The Benjamin, a nursing and rehabilitation center in Boston's Mission Hill neighborhood. (Photo by Gintautas Dumcius)

THE EDGAR P. BENJAMIN Healthcare Center, a Boston home to roughly 70 Black and Latino seniors, is on the verge of shutting down, which would make it the nineteenth nursing home in Massachusetts to close voluntarily since 2021.

Residents, family members, and employees are worried a July 1 closure is a foregone conclusion – but are still fighting to delay the shutdown to give residents more time to find new placements (they say nearby nursing homes have months-long or years-long waits amid capacity challenges). The organization Lawyers for Civil Right filed a lawsuit on Thursday alleging the facility has been mismanaged and calling for a judge to order a receivership, where the state would bring in a new operator.

 “We’re concerned that our residents’ needs won’t be met if additional facilities close,” said Emily Shea, a commissioner of Boston’s Age Strong Commission, at a hearing on the Benjamin last week before the Department of Public Health, which has until April 9 to rule on the nursing home’s closure plan.

Nursing home closures have become more commonplace, particularly in New England.

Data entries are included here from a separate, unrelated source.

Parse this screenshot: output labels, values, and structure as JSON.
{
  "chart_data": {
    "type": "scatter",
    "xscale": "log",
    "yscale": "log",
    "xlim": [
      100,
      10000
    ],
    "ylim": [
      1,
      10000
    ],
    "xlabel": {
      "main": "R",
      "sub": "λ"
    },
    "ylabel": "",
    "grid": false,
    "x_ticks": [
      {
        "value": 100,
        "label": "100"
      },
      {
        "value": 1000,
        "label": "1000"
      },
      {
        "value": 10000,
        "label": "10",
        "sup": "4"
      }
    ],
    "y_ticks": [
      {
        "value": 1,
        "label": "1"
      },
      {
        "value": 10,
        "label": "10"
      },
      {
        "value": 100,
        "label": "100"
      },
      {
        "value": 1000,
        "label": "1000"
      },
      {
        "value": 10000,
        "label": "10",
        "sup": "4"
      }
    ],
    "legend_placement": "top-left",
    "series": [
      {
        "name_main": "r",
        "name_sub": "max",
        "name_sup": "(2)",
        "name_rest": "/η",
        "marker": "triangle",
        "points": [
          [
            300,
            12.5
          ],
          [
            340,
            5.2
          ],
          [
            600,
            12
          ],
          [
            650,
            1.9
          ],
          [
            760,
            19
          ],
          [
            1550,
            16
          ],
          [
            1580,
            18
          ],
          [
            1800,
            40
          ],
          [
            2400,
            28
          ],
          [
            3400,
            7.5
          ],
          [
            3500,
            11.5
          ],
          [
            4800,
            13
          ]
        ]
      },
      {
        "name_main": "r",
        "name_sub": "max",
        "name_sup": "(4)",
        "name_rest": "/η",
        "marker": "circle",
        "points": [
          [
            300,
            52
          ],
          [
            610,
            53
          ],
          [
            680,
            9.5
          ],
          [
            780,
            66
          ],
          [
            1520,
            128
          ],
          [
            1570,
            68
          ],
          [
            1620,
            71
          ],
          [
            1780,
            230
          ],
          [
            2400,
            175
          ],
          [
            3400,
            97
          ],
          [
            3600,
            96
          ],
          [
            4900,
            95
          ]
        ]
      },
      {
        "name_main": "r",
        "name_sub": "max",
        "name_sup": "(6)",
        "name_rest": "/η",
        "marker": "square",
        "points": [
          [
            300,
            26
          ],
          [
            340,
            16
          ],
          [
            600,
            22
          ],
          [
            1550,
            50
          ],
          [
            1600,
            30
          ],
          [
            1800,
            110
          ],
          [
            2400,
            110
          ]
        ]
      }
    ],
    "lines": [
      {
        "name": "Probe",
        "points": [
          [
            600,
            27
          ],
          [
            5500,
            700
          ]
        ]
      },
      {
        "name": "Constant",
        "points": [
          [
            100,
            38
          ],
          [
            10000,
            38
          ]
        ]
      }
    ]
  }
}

A 2023 study in the Journal of Health Affairs Scholar found New England, along with the south central region of the US, saw the highest rates of nursing home closures from 2011 to 2021. Shea said Boston has lost about 175 long-term care beds in recent years.

The Benjamin’s financial woes are part of an industry trend, but the nursing home also has had its own unique problems, some of them self-inflicted it would appear.

Nursing home leaders often blame closures on financial challenges – and low occupancy can stress balance sheets. Indeed, the Benjamin home was built for over 200 beds, but only 70 residents live there currently.

Still, employees like Leslie Henderson, the Benjamin’s director of admissions, said focusing on the home’s potential capacity is misleading. For starters, a Roxbury charter school paid $869,256 in 2020 alone to rent part of the nursing home, according to a cost report filed with the Center for Health Information and Analysis. Henderson also wants officials to investigate how the nursing home has managed a recent influx in federal funds, including $4 million in stimulus funding reported in 2020

Tony Francis, the current CEO and board president of the Benjamin facility, has stirred controversy. He got the job in 2014 and a year later his salary was $206,742, according to a 2015 cost report. By 2020, his salary was up to $723,217 and his entire compensation package, including pension, exceeded $932,000, according to a 2020 cost report.

The nonprofit nursing home’s board of directors has dwindled from 13 in 2015 to three members currently. Former board member and state lawmaker Royal Bolling Jr. told Boston 25 he was voted off the board for raising questions about Francis’s pay.

Boston 25 also obtained board meeting minutes indicating the nursing home lost $100,000 in a crypto exchange – and that board members approved paying back Francis at 12 percent interest for his loans to the nursing home. The nursing home also owes hundreds of thousands of dollars in overdue utility bills, according to Boston 25.

Marise Colsoul, director of nursing at the Benjamin facility said at least 20 patients have seen significant weight loss since December – and she points to the lack of a regular, on-site dietitian. The nursing home ran out of colostomy bags at one point, and staff resorted to wrapping an elderly resident in a towel to prevent feces from spreading everywhere, according to the Lawyers for Civil Rights lawsuit. 

Nonprofits in Massachusetts are overseen by the attorney general’s office and any nonprofit with more than $500,000 in annual revenue is required to file audited financial statements. 

A 2019 audit found the Benjamin home was facing ongoing financial challenges in 2017 that “raise substantial doubt about its ability to continue.” The audit found “inadequacies in the organization’s accounting records” and said the home’s future depended on management’s “plans to increase revenue and decrease expenses.”

Nursing homes must submit annual cost reports to state and federal authorities, but those reports don’t have to be audited. Under state regulation, the state’s Center for Health Information nd Analysis “and the MassHealth agency may conduct desk audits or field audits to ensure accuracy and consistency” of cost reports.

A spokesperson for the Center for Health Information and Analysis said the agency has not conducted an audit of the Benjamin nursing home’s cost report at any point over the last decade. 

Paul Lanzikos, co-founder of Dignity Alliance Massachusetts, said the lack of financial auditing is troubling – particularly when lives, and millions of dollars in taxpayer funding, are on the line.

“If the financial oversight was being done properly by the state agencies, they would have caught the mismanagement of funds much earlier,” Lanzikos said.

Sharon Magnus, who works at homeless service provider Pine Street Inn, said her mother, who lives at the Benjamin, asked: “‘Can I get a bed where you work at?’”

“‘Ma, you don’t want to stay here,’” Magnus recounted answering. “‘I’m not gonna allow you to.’”

Marina Villenueve is a freelance writer who previously worked as an investigative producer at Boston 25.